Aftersun (2022, Charlotte Wells) Duygusal Drama
Sophie, 11 yaşındadır ve 1990’ların sonlarında tatil için babası Calum’la Türkiye’ye gider. Güneş, otel, havuz, kameralara gülümseyen kareler… Ama arka planda bir şeyler sessizce eksikliğini hissettirir. Yıllar sonra artık yetişkin olan Sophie, o tatilin videolarını izler, anıların arasından babasıyla gerçekten kim olduklarını anlamaya çalışır. Yani film aslında bir tatil hikayesi değil aksine bir bellek ve özlem filmidir. Bir baba-kız hikayesi gibi görünür ama aynı zamanda “insan sevdiğini ne kadar görebilir?” sorusunu sorar.
Calum, kızını çok sever ama kendi içsel depresyonuyla boğuşur.

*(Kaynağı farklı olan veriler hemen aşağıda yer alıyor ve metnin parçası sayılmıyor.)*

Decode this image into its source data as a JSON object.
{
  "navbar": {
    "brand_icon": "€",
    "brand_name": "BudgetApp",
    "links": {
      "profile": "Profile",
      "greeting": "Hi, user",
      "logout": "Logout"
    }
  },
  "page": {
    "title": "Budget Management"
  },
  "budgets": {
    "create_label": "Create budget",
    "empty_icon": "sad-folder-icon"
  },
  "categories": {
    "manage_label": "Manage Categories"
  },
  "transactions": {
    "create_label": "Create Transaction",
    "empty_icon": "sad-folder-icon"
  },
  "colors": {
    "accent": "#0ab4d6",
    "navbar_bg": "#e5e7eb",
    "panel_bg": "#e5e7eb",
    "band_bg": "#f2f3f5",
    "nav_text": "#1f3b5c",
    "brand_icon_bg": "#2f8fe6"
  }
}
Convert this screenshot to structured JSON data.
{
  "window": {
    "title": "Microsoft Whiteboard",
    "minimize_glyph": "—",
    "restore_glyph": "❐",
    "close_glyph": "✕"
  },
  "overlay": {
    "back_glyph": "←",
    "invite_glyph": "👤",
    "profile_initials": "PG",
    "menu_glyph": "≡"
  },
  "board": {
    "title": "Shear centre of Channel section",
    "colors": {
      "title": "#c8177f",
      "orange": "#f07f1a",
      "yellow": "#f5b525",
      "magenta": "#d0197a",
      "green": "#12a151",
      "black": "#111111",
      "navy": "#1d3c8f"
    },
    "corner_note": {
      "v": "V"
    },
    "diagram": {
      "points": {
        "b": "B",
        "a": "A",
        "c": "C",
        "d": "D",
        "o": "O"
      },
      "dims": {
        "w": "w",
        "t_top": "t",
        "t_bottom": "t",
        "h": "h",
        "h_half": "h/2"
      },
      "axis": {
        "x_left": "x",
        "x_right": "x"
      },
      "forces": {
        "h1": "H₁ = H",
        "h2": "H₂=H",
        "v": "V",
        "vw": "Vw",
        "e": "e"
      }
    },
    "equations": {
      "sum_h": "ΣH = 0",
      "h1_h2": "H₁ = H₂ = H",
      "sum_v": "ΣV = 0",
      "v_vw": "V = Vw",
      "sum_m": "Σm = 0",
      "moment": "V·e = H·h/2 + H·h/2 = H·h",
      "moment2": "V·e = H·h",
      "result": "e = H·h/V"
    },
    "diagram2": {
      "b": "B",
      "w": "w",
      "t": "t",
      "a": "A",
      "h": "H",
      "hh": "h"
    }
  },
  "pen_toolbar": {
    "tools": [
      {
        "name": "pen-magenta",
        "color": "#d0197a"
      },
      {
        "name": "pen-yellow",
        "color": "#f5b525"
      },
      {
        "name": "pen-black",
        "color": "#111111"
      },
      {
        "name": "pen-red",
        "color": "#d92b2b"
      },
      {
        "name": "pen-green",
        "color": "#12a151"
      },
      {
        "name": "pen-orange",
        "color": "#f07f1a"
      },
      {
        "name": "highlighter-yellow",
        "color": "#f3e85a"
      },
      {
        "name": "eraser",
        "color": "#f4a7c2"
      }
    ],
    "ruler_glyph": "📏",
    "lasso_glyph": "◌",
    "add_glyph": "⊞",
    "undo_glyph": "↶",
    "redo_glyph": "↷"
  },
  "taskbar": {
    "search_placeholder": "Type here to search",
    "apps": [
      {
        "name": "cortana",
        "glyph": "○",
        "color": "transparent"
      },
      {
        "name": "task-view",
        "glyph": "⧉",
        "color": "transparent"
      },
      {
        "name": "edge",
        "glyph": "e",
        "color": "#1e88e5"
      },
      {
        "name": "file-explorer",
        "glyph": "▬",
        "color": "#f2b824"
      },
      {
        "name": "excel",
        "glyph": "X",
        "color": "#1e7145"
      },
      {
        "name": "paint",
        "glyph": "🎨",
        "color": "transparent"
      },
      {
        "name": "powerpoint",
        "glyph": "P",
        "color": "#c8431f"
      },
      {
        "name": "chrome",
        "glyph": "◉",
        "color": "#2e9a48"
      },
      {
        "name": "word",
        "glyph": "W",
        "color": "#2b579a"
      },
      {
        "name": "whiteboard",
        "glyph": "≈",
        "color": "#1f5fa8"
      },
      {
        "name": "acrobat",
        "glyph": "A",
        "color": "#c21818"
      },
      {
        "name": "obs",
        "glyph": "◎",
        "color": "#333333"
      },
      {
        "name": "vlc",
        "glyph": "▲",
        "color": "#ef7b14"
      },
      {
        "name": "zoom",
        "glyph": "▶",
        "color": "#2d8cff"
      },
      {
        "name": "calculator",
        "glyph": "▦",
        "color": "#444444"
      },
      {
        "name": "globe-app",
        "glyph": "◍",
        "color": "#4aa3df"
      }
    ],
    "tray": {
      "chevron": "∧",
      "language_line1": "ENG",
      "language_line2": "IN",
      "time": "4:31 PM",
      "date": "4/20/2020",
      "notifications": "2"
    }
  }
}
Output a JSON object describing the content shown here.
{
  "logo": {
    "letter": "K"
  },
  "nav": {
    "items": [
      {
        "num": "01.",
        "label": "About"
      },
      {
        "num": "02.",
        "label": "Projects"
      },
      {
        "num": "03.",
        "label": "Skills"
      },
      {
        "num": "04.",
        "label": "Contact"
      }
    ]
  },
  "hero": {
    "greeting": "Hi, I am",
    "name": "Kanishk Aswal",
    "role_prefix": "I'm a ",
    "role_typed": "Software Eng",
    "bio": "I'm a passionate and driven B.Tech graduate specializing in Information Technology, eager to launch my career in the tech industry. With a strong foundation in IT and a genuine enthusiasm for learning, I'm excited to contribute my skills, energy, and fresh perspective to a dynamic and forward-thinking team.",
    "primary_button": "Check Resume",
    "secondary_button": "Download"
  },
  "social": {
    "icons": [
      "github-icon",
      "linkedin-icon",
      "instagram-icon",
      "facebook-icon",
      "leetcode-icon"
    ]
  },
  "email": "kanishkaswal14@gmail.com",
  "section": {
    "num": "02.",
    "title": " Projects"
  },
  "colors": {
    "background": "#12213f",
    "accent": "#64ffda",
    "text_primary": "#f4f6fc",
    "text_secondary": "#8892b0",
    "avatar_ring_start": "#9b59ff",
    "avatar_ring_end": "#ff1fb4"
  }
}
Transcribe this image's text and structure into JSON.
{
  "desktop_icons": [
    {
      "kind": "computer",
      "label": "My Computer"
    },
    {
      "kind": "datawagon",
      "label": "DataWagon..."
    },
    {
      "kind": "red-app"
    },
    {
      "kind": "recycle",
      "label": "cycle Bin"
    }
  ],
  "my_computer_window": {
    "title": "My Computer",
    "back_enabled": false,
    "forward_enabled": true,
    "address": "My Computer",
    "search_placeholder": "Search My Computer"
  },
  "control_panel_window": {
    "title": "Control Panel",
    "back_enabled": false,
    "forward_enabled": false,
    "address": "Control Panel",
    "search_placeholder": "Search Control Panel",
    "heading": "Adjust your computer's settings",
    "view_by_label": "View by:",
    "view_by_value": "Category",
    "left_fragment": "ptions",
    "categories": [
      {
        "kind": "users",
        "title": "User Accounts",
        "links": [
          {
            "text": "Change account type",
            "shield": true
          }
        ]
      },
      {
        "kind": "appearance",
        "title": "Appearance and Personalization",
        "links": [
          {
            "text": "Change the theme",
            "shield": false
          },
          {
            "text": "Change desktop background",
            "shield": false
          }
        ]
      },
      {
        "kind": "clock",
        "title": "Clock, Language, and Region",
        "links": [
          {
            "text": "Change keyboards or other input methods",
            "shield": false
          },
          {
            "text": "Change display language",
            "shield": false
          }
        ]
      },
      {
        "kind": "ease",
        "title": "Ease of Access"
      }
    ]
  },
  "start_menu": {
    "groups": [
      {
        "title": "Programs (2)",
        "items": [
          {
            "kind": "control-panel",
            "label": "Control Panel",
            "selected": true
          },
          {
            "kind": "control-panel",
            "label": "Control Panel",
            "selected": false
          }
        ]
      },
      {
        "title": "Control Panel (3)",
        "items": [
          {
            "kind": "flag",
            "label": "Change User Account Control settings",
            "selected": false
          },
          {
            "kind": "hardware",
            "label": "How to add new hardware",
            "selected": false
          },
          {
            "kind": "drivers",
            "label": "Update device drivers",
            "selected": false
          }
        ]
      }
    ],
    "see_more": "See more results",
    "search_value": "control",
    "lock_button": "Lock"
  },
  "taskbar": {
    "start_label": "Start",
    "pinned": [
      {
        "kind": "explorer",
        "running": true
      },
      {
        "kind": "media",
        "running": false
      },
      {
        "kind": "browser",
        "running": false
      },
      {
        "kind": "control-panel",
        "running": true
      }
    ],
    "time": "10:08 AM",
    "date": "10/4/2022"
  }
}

Film, babalığı bir kahramanlık değil, insani kırılganlık olarak gösterir. Geçmişi hatırlamak, yeniden yaşamak değildir, yeniden yaratmaktır. Sophie’nin yetişkin bakışı, o tatili tamamen farklı bir ışıkta görür. Filmde hiçbir karakter yanlış yapmaz, ama birbirlerini tam göremezler. Bazen en sevdiğimiz kişi, en gizemli olandır.
Filmin sonunda, Sophie geçmişle yüzleşir; anılar, rüya ve kayıtlar iç içe geçer. Son sahnede, Calum’un karanlık bir kapıdan çıkışı sadece fiziksel bir ayrılık değil, bir çocuğun gözünde baba figürünün bilinmezliğe karıştığı metaforik bir andır. Yani Aftersun aslında “babam kimdi?” değil, “onu gerçekten gördüm mü?” sorusunu bırakır. Aftersun, insan hafızasının ne kadar nazik ve seçici olduğunu hatırlatır. İzleyicinin ağlatmadan içini sızlatır, çünkü hepimiz bir gün “keşke o an biraz daha uzun sürseydi” demişizdir.